Authors found in present study that, nodule size did not show any association with risk of malignancy in nodules ≥4 cm. Present findings are similar to those of several other studies. Raj et al evaluated the prevalence of thyroid cancer in 223 patients who underwent thyroidectomy for thyroid nodules 4 cm or larger. Sixteen patients (7.2%) had malignancy on final pathology. There was no association between nodule size and malignancy rate. 
Kamran et al. reported that increasing thyroid nodule size had an influence on cancer risk in a nonlinear fashion, and there was no increase in the risk beyond the 2cm threshold.18 While, Berker et al. reported no significant difference between 1 cm nodules and >1cm in malignancy risk.  Some studies have shown higher prevalence of thyroid carcinoma in ≥4 cm nodules. [13,22] Conversely, Rausei et al and Mc Henry et al reported higher prevalence of thyroid carcinoma in smaller nodules. [17,23] In this study, there was no statistically significant (p= 0.27) difference between malignant and benign nodules size. These contradictory results show that the size of the nodule is not reliable at predicting malignancy and should not be applied for medical decision making. [15,17,23,24,25]
Shrestha et al performed a retrospective study of 540 patients with 695 nodules, who underwent FNAB and subsequent thyroid surgery. There was no set size criterion for surgical referral. The overall malignancy rate was 18.6% and did not vary significantly based on size. The overall false negative rate was 7% and did not differ significantly according to size. The authors noted that the accuracy of FNAC increased with increasing nodule size.26 Similarly, Magister et al performed a retrospective study of 297 patients with 326 thyroid nodules, who underwent FNAB and subsequent thyroidectomy.

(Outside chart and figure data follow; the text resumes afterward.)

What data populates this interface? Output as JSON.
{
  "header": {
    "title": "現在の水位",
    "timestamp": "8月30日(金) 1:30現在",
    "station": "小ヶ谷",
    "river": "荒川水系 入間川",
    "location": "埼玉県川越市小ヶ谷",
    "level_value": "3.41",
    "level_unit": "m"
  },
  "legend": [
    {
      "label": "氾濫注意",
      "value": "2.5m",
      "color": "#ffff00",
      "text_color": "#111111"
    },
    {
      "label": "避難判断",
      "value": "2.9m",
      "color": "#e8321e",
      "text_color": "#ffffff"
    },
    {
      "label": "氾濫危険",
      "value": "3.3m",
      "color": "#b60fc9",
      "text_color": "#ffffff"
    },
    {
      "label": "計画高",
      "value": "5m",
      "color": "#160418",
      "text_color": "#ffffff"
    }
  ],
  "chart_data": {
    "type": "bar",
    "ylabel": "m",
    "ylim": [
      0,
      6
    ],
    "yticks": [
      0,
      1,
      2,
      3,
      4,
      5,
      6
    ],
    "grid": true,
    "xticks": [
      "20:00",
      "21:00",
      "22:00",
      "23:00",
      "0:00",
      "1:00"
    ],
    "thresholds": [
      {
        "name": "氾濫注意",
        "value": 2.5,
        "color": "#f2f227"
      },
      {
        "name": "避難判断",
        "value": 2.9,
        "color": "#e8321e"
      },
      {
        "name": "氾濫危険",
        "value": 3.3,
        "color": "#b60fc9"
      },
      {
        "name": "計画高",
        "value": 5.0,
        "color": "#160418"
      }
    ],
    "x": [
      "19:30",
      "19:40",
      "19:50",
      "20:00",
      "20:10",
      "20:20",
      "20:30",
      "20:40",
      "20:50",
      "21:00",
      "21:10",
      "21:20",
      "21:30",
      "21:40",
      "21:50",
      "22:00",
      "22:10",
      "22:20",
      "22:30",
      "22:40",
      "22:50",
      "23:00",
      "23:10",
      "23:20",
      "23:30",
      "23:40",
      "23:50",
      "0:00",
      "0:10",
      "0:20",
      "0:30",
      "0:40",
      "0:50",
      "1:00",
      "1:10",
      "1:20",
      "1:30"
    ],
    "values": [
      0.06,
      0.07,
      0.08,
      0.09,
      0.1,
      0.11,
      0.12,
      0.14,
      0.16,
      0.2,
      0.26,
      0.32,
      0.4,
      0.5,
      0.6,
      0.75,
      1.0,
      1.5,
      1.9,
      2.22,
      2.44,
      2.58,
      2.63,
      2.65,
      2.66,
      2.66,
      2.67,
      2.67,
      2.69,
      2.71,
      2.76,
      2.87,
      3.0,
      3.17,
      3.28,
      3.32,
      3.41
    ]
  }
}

The overall rate of malignancy on final pathology was 43.9%. The false negative rate was 6% for all nodules combined, and 3.8% for nodules 3 cm or greater. Higher probability of malignancy was found in smaller nodules.  In these studies finding of increased risk of malignancy and decreased diagnostic accuracy in smaller nodules could be due to selection bias. The smaller nodules included in the study may have undergone thyroidectomy due to the presence of unmeasured risk factors for malignancy.
The discrepancy in the risk of malignancy and accuracy of FNAC reported in the literature for large thyroid nodules may be due to variability in sampling and interpretation of cytopathological findings. The accuracy of FNAC depends on adequate sampling and correct interpretation. Furthermore, the post- test probability of malignancy is significantly influenced by the overall prevalence of malignancy in the population, which varies among institutions. These factors need to be accounted for when counseling patients about the need for thyroidectomy for large nodules.

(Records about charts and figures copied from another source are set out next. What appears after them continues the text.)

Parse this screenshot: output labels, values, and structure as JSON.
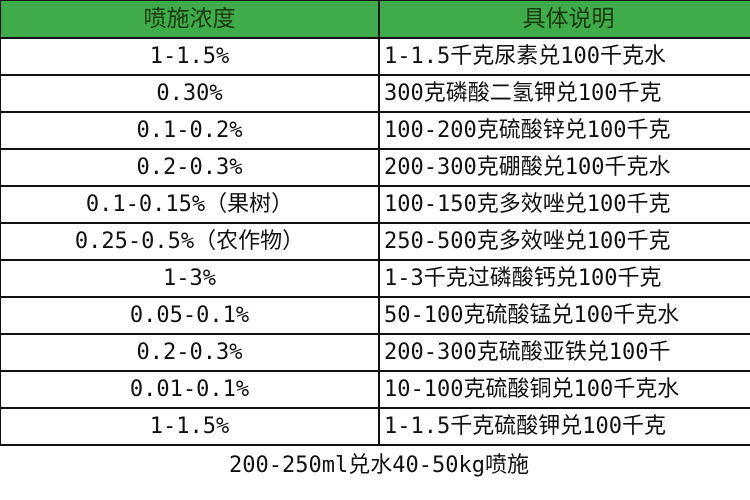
{
  "header": {
    "col1": "喷施浓度",
    "col2": "具体说明"
  },
  "header_color": "#3fab4a",
  "rows": [
    {
      "concentration": "1-1.5%",
      "description": "1-1.5千克尿素兑100千克水"
    },
    {
      "concentration": "0.30%",
      "description": "300克磷酸二氢钾兑100千克"
    },
    {
      "concentration": "0.1-0.2%",
      "description": "100-200克硫酸锌兑100千克"
    },
    {
      "concentration": "0.2-0.3%",
      "description": "200-300克硼酸兑100千克水"
    },
    {
      "concentration": "0.1-0.15%（果树）",
      "description": "100-150克多效唑兑100千克"
    },
    {
      "concentration": "0.25-0.5%（农作物）",
      "description": "250-500克多效唑兑100千克"
    },
    {
      "concentration": "1-3%",
      "description": "1-3千克过磷酸钙兑100千克"
    },
    {
      "concentration": "0.05-0.1%",
      "description": "50-100克硫酸锰兑100千克水"
    },
    {
      "concentration": "0.2-0.3%",
      "description": "200-300克硫酸亚铁兑100千"
    },
    {
      "concentration": "0.01-0.1%",
      "description": "10-100克硫酸铜兑100千克水"
    },
    {
      "concentration": "1-1.5%",
      "description": "1-1.5千克硫酸钾兑100千克"
    }
  ],
  "footer": "200-250ml兑水40-50kg喷施"
}
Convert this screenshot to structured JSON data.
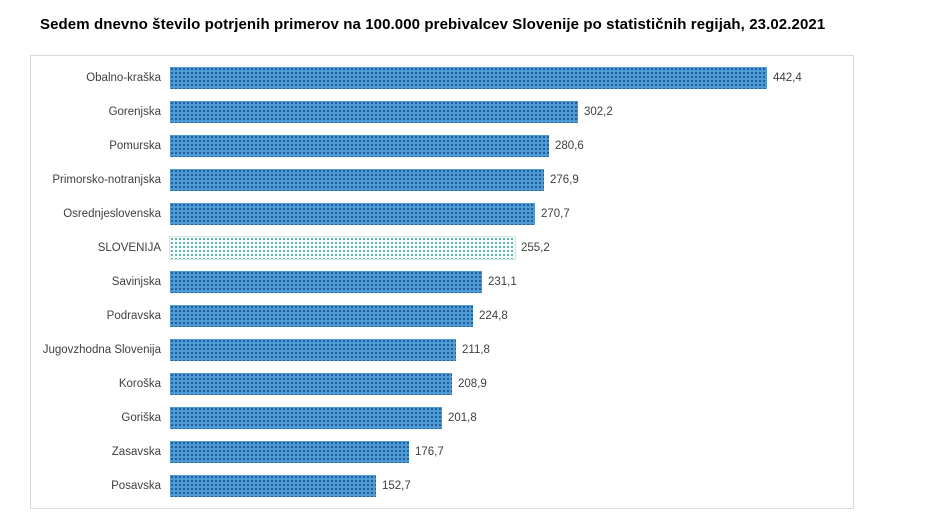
{
  "chart_data": {
    "type": "bar",
    "orientation": "horizontal",
    "title": "Sedem dnevno število potrjenih primerov na 100.000 prebivalcev Slovenije po statističnih regijah, 23.02.2021",
    "xlabel": "",
    "ylabel": "",
    "xlim": [
      0,
      470
    ],
    "grid": false,
    "legend": "none",
    "bar_color": "#4f9ad2",
    "highlight_bar_color": "#8ec7c0",
    "highlight_index": 5,
    "highlight_category": "SLOVENIJA",
    "categories": [
      "Obalno-kraška",
      "Gorenjska",
      "Pomurska",
      "Primorsko-notranjska",
      "Osrednjeslovenska",
      "SLOVENIJA",
      "Savinjska",
      "Podravska",
      "Jugovzhodna Slovenija",
      "Koroška",
      "Goriška",
      "Zasavska",
      "Posavska"
    ],
    "values": [
      442.4,
      302.2,
      280.6,
      276.9,
      270.7,
      255.2,
      231.1,
      224.8,
      211.8,
      208.9,
      201.8,
      176.7,
      152.7
    ],
    "value_labels": [
      "442,4",
      "302,2",
      "280,6",
      "276,9",
      "270,7",
      "255,2",
      "231,1",
      "224,8",
      "211,8",
      "208,9",
      "201,8",
      "176,7",
      "152,7"
    ]
  }
}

Risk of malignancy was not associated with nodule size. Patients with thyroid nodules ≥4 cm and benign FNAC should not automatically undergo thyroidectomy. FNAC as well as the presence of symptoms are important factors to consider when recommending thyroidectomy for these patients. Selection of the appropriate treatment option (thyroidectomy versus observation) should involve shared decision making between the patient and the healthcare provider. The overall accuracy of FNAC and the prevalence of malignancy in the population need to be considered.